The majority of Brazil’s audit agency currently favors a recommendation to reject President Dilma Rousseff’s fiscal accounts, according to a person with direct knowledge of the matter.

The agency, known as the TCU, last week decided to give Rousseff until July 23 to explain budget practices that it says violate the fiscal-responsibility law. A TCU member will then offer a new recommendation, which the agency’s nine members will approve or amend before sending to Congress.

The agency has never recommended lawmakers reject government finances. A rejection would deal a new blow to a leader reeling from a corruption scandal at state-run oil company Petrobras and a cratering economy. The report could even rekindle calls among opposition lawmakers to start impeachment proceedings.

While there’s public pressure to hold the president accountable, over the next month the government may try to sway members of the TCU in Rousseff’s favor given the implications of rejecting fiscal accounts, said the person, who asked not to be named when speaking about future votes.

The government’s 2014 accounts “aren’t in any condition to be approved by this court, owing to irregularities,” according to last week’s TCU agreement that gave her 30 days to offer an explanation. It was the first time the agency had held a president personally responsible.

The alleged violations of the fiscal-responsibility law occurred last year when the government said it would meet its budget goal without cutting the costs that would have made that possible. The TCU is also investigating payment delays to public banks for social programs, seeking answers from current and former government officials.

Impeachment Proceedings

The TCU is responsible for auditing federal spending and accounts. It is made up of six members chosen by Congress plus three selected by the president, upon approval by the Senate.

Some of the fiscal maneuvers examined by the TCU are related to decrees signed by Rousseff herself.

Justice Minister Jose Cardozo said in an interview after the TCU gave Rousseff a month to respond that he’s confident the agency will accept her arguments and sign off on fiscal accounts. Even if that doesn’t occur and Congress approves the report, the government can appeal to the Supreme Court, he said.

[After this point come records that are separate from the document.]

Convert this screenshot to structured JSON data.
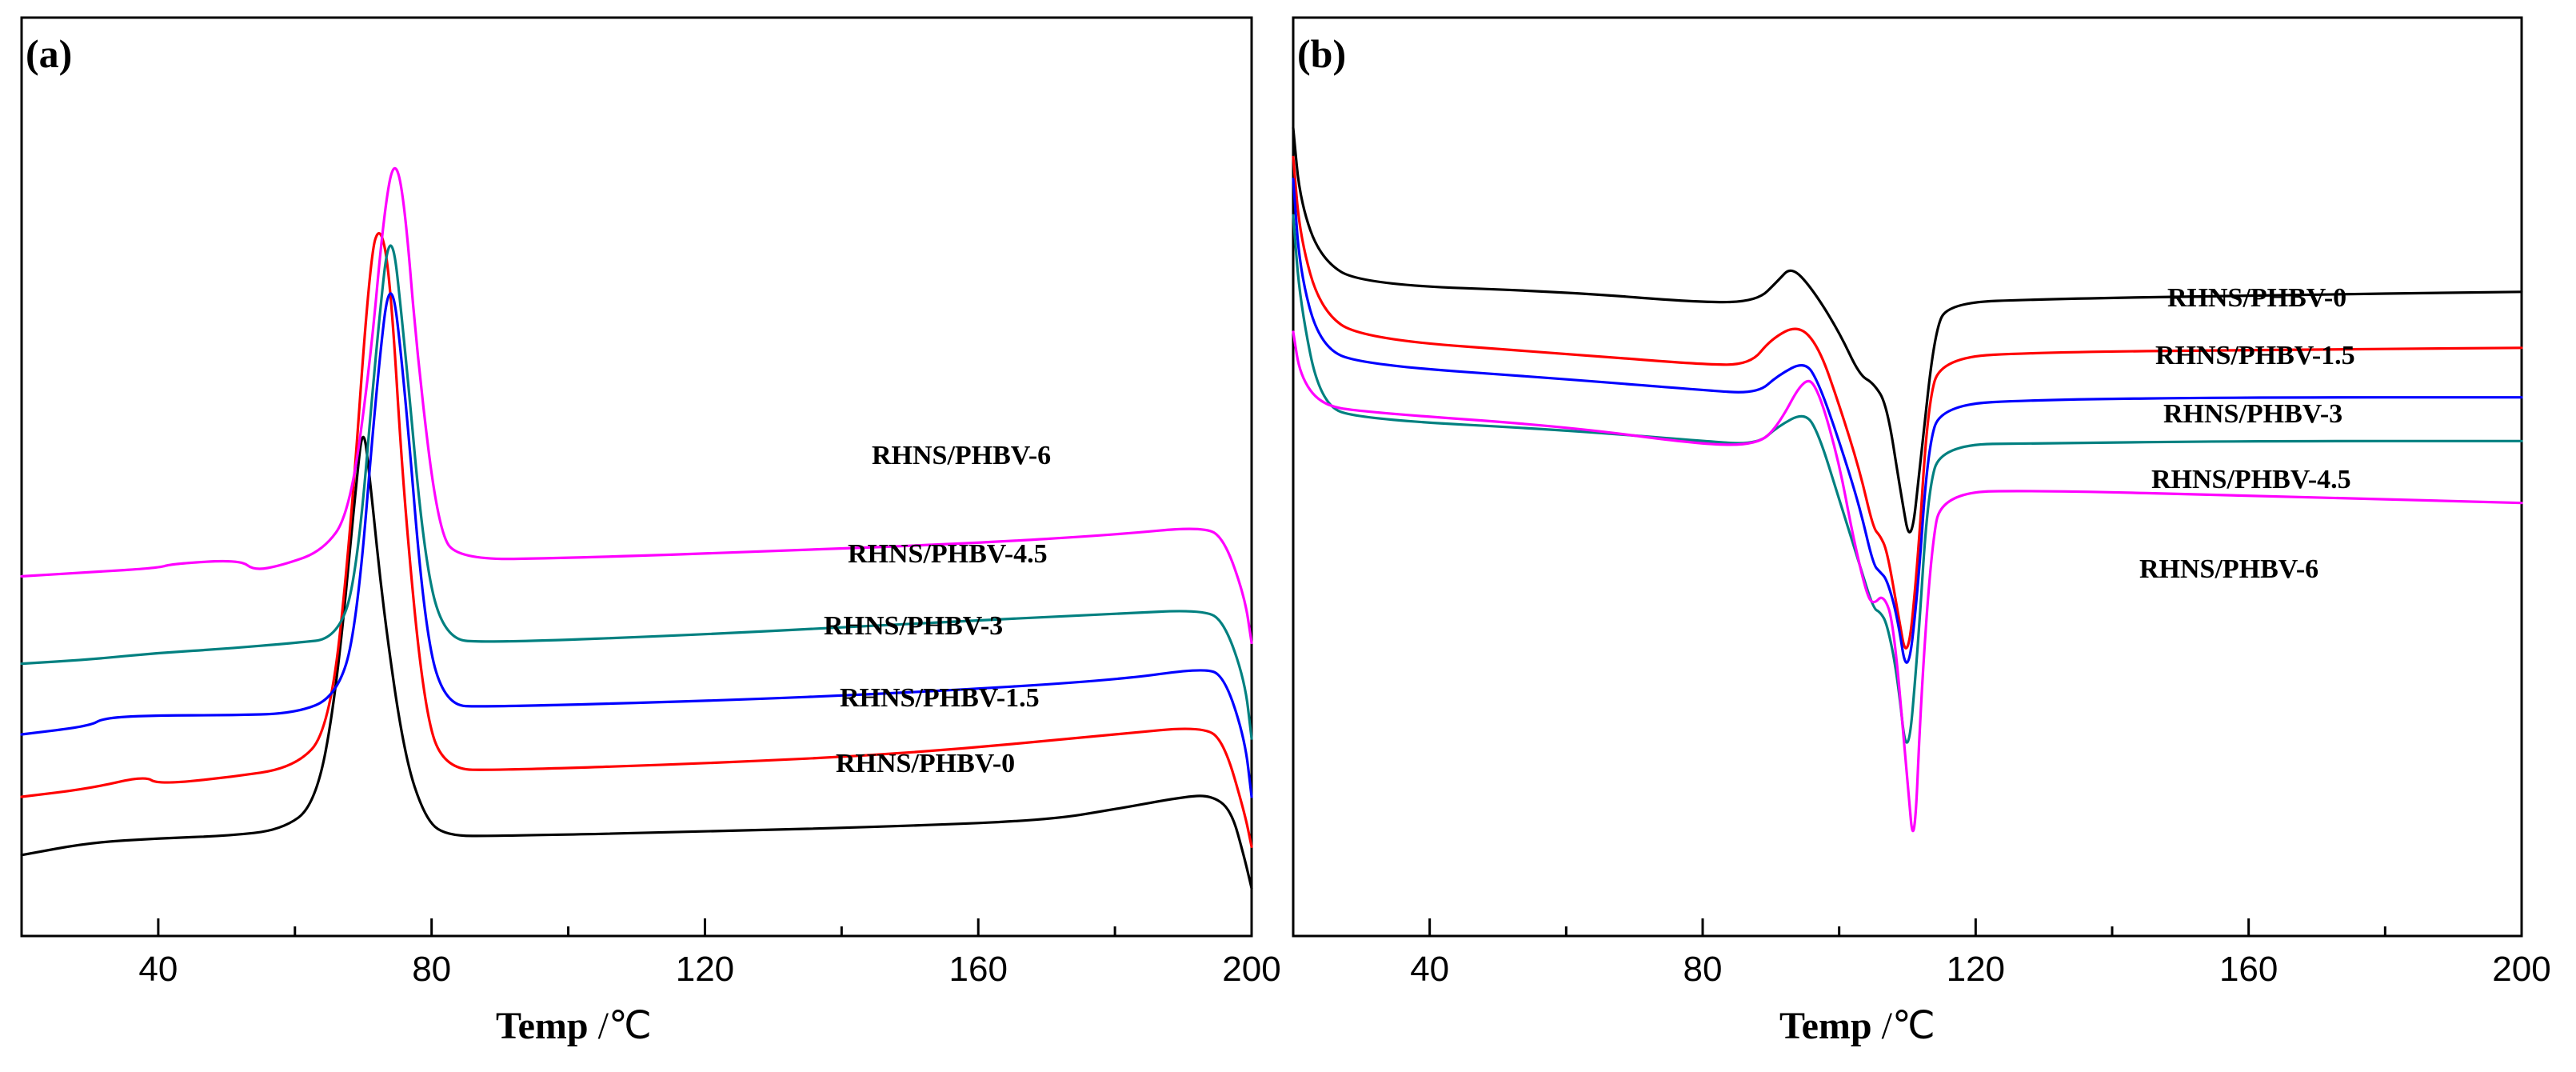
{
  "chart_data": [
    {
      "panel": "(a)",
      "type": "line",
      "xlabel": "Temp /℃",
      "ylabel": "",
      "xlim": [
        20,
        200
      ],
      "xticks": [
        40,
        80,
        120,
        160,
        200
      ],
      "xtick_labels": [
        "40",
        "80",
        "120",
        "160",
        "200"
      ],
      "y_units": "arbitrary (offset heat flow)",
      "ylim": [
        0,
        100
      ],
      "series": [
        {
          "name": "RHNS/PHBV-0",
          "color": "#000000",
          "points": [
            [
              20,
              3.0
            ],
            [
              30,
              4.5
            ],
            [
              40,
              5.0
            ],
            [
              50,
              5.3
            ],
            [
              58,
              6.0
            ],
            [
              63,
              9
            ],
            [
              66,
              22
            ],
            [
              69,
              48
            ],
            [
              70,
              55
            ],
            [
              71,
              48
            ],
            [
              73,
              32
            ],
            [
              76,
              15
            ],
            [
              79,
              7.5
            ],
            [
              82,
              5.3
            ],
            [
              90,
              5.3
            ],
            [
              120,
              5.8
            ],
            [
              150,
              6.5
            ],
            [
              170,
              7.2
            ],
            [
              180,
              8.5
            ],
            [
              190,
              10.0
            ],
            [
              194,
              10.2
            ],
            [
              197,
              8.5
            ],
            [
              199,
              2.5
            ],
            [
              200,
              -1.0
            ]
          ]
        },
        {
          "name": "RHNS/PHBV-1.5",
          "color": "#ff0000",
          "points": [
            [
              20,
              10.0
            ],
            [
              30,
              11.0
            ],
            [
              38,
              12.5
            ],
            [
              40,
              11.5
            ],
            [
              50,
              12.3
            ],
            [
              60,
              13.5
            ],
            [
              65,
              18
            ],
            [
              68,
              40
            ],
            [
              71,
              75
            ],
            [
              72.5,
              79
            ],
            [
              74,
              72
            ],
            [
              76,
              45
            ],
            [
              79,
              20
            ],
            [
              82,
              13.3
            ],
            [
              90,
              13.2
            ],
            [
              120,
              14.0
            ],
            [
              150,
              15.2
            ],
            [
              180,
              17.5
            ],
            [
              193,
              18.5
            ],
            [
              196,
              16.5
            ],
            [
              199,
              8.0
            ],
            [
              200,
              4.0
            ]
          ]
        },
        {
          "name": "RHNS/PHBV-3",
          "color": "#0000ff",
          "points": [
            [
              20,
              17.5
            ],
            [
              30,
              18.5
            ],
            [
              32,
              19.5
            ],
            [
              40,
              19.8
            ],
            [
              50,
              19.8
            ],
            [
              60,
              20.0
            ],
            [
              66,
              22
            ],
            [
              69,
              30
            ],
            [
              72,
              60
            ],
            [
              74,
              74
            ],
            [
              76,
              60
            ],
            [
              79,
              30
            ],
            [
              82,
              21
            ],
            [
              88,
              20.8
            ],
            [
              120,
              21.5
            ],
            [
              150,
              22.5
            ],
            [
              180,
              24.0
            ],
            [
              193,
              25.5
            ],
            [
              196,
              24.5
            ],
            [
              199,
              17
            ],
            [
              200,
              10.0
            ]
          ]
        },
        {
          "name": "RHNS/PHBV-4.5",
          "color": "#008080",
          "points": [
            [
              20,
              26.0
            ],
            [
              30,
              26.5
            ],
            [
              40,
              27.3
            ],
            [
              50,
              27.8
            ],
            [
              60,
              28.5
            ],
            [
              66,
              29
            ],
            [
              69,
              36
            ],
            [
              72,
              65
            ],
            [
              74,
              80
            ],
            [
              76,
              65
            ],
            [
              79,
              38
            ],
            [
              82,
              29
            ],
            [
              88,
              28.5
            ],
            [
              120,
              29.5
            ],
            [
              150,
              30.8
            ],
            [
              180,
              32.0
            ],
            [
              193,
              32.5
            ],
            [
              196,
              31
            ],
            [
              199,
              24
            ],
            [
              200,
              17.0
            ]
          ]
        },
        {
          "name": "RHNS/PHBV-6",
          "color": "#ff00ff",
          "points": [
            [
              20,
              36.5
            ],
            [
              30,
              37.0
            ],
            [
              40,
              37.5
            ],
            [
              42,
              38.0
            ],
            [
              52,
              38.5
            ],
            [
              54,
              37.2
            ],
            [
              58,
              37.8
            ],
            [
              64,
              39.5
            ],
            [
              68,
              44
            ],
            [
              71,
              62
            ],
            [
              73,
              80
            ],
            [
              74.5,
              87
            ],
            [
              76,
              82
            ],
            [
              78,
              62
            ],
            [
              81,
              42
            ],
            [
              84,
              38.5
            ],
            [
              100,
              38.7
            ],
            [
              130,
              39.5
            ],
            [
              160,
              40.5
            ],
            [
              180,
              41.5
            ],
            [
              193,
              42.5
            ],
            [
              196,
              41
            ],
            [
              199,
              34
            ],
            [
              200,
              28.5
            ]
          ]
        }
      ],
      "legend_labels": [
        "RHNS/PHBV-6",
        "RHNS/PHBV-4.5",
        "RHNS/PHBV-3",
        "RHNS/PHBV-1.5",
        "RHNS/PHBV-0"
      ]
    },
    {
      "panel": "(b)",
      "type": "line",
      "xlabel": "Temp /℃",
      "ylabel": "",
      "xlim": [
        20,
        200
      ],
      "xticks": [
        40,
        80,
        120,
        160,
        200
      ],
      "xtick_labels": [
        "40",
        "80",
        "120",
        "160",
        "200"
      ],
      "y_units": "arbitrary (offset heat flow)",
      "ylim": [
        0,
        100
      ],
      "series": [
        {
          "name": "RHNS/PHBV-0",
          "color": "#000000",
          "points": [
            [
              20,
              100
            ],
            [
              21,
              90
            ],
            [
              24,
              82
            ],
            [
              30,
              78.5
            ],
            [
              60,
              77.5
            ],
            [
              80,
              76
            ],
            [
              88,
              76.2
            ],
            [
              91,
              79
            ],
            [
              93,
              81
            ],
            [
              96,
              78
            ],
            [
              100,
              72
            ],
            [
              103,
              66
            ],
            [
              105,
              65
            ],
            [
              107,
              62
            ],
            [
              109,
              50
            ],
            [
              110.5,
              42
            ],
            [
              112,
              55
            ],
            [
              114,
              72
            ],
            [
              116,
              76
            ],
            [
              130,
              76.5
            ],
            [
              160,
              77
            ],
            [
              200,
              77.5
            ]
          ]
        },
        {
          "name": "RHNS/PHBV-1.5",
          "color": "#ff0000",
          "points": [
            [
              20,
              96
            ],
            [
              21,
              85
            ],
            [
              24,
              75
            ],
            [
              30,
              71
            ],
            [
              60,
              69
            ],
            [
              80,
              67.5
            ],
            [
              87,
              67.5
            ],
            [
              90,
              71
            ],
            [
              94,
              73
            ],
            [
              97,
              70
            ],
            [
              100,
              62
            ],
            [
              103,
              53
            ],
            [
              105,
              45
            ],
            [
              106,
              44
            ],
            [
              107,
              42
            ],
            [
              108.5,
              34
            ],
            [
              110,
              26
            ],
            [
              111.5,
              40
            ],
            [
              113,
              62
            ],
            [
              115,
              68.5
            ],
            [
              130,
              69.2
            ],
            [
              160,
              69.5
            ],
            [
              200,
              69.8
            ]
          ]
        },
        {
          "name": "RHNS/PHBV-3",
          "color": "#0000ff",
          "points": [
            [
              20,
              93
            ],
            [
              21,
              80
            ],
            [
              24,
              70
            ],
            [
              30,
              67.5
            ],
            [
              60,
              65.5
            ],
            [
              80,
              64
            ],
            [
              88,
              63.5
            ],
            [
              91,
              66
            ],
            [
              95,
              68
            ],
            [
              97,
              65
            ],
            [
              100,
              57
            ],
            [
              103,
              48
            ],
            [
              105,
              40
            ],
            [
              106,
              39
            ],
            [
              107,
              38
            ],
            [
              108.5,
              33
            ],
            [
              110,
              24
            ],
            [
              111.5,
              36
            ],
            [
              113,
              56
            ],
            [
              115,
              62
            ],
            [
              130,
              62.7
            ],
            [
              160,
              63
            ],
            [
              200,
              63
            ]
          ]
        },
        {
          "name": "RHNS/PHBV-4.5",
          "color": "#008080",
          "points": [
            [
              20,
              88
            ],
            [
              21,
              76
            ],
            [
              24,
              62
            ],
            [
              30,
              60
            ],
            [
              60,
              58.5
            ],
            [
              80,
              57
            ],
            [
              88,
              56.5
            ],
            [
              91,
              59
            ],
            [
              95,
              61
            ],
            [
              97,
              58
            ],
            [
              100,
              49
            ],
            [
              103,
              40
            ],
            [
              105,
              34
            ],
            [
              106,
              33.5
            ],
            [
              107,
              32
            ],
            [
              108.5,
              25
            ],
            [
              110,
              12
            ],
            [
              111.5,
              28
            ],
            [
              113,
              50
            ],
            [
              115,
              56.5
            ],
            [
              130,
              56.7
            ],
            [
              160,
              57
            ],
            [
              200,
              57
            ]
          ]
        },
        {
          "name": "RHNS/PHBV-6",
          "color": "#ff00ff",
          "points": [
            [
              20,
              72
            ],
            [
              21,
              66
            ],
            [
              24,
              62
            ],
            [
              30,
              61
            ],
            [
              60,
              59
            ],
            [
              80,
              56.5
            ],
            [
              88,
              56.5
            ],
            [
              91,
              59
            ],
            [
              95,
              66
            ],
            [
              97,
              64
            ],
            [
              100,
              54
            ],
            [
              102,
              44
            ],
            [
              104,
              36
            ],
            [
              105,
              34.5
            ],
            [
              106.5,
              36
            ],
            [
              108,
              32
            ],
            [
              110,
              10
            ],
            [
              111,
              0
            ],
            [
              112,
              22
            ],
            [
              113.5,
              42
            ],
            [
              115,
              50
            ],
            [
              130,
              50.2
            ],
            [
              160,
              49.5
            ],
            [
              200,
              48.5
            ]
          ]
        }
      ],
      "legend_labels": [
        "RHNS/PHBV-0",
        "RHNS/PHBV-1.5",
        "RHNS/PHBV-3",
        "RHNS/PHBV-4.5",
        "RHNS/PHBV-6"
      ]
    }
  ],
  "panels": {
    "a": {
      "tag": "(a)",
      "x_title_bold": "Temp",
      "x_title_unit": " /℃"
    },
    "b": {
      "tag": "(b)",
      "x_title_bold": "Temp",
      "x_title_unit": " /℃"
    }
  }
}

Brazil's Finance Minister Joaquim Levy is targeting a primary fiscal surplus equivalent to 1.1 percent of GDP this year. The primary result excludes payments on interest.
Brazil's Finance Minister Joaquim Levy is targeting a primary fiscal surplus equivalent to 1.1 percent of GDP this year. The primary result excludes payments on interest.

Cardozo denied allegations the government broke the law.

Brazil’s government last year posted a deficit of 22.5 billion reais ($7.3 billion) before accounting for interest payments, or 0.4 percent of gross domestic product, according to central bank data cited by the TCU. Finance Minister Joaquim Levy, who took office this year, pledges to post a primary surplus in 2015.

A Datafolha poll published over the weekend showed Rousseff’s approval rating fell to 10 percent, the lowest of any Brazilian leader since 1992.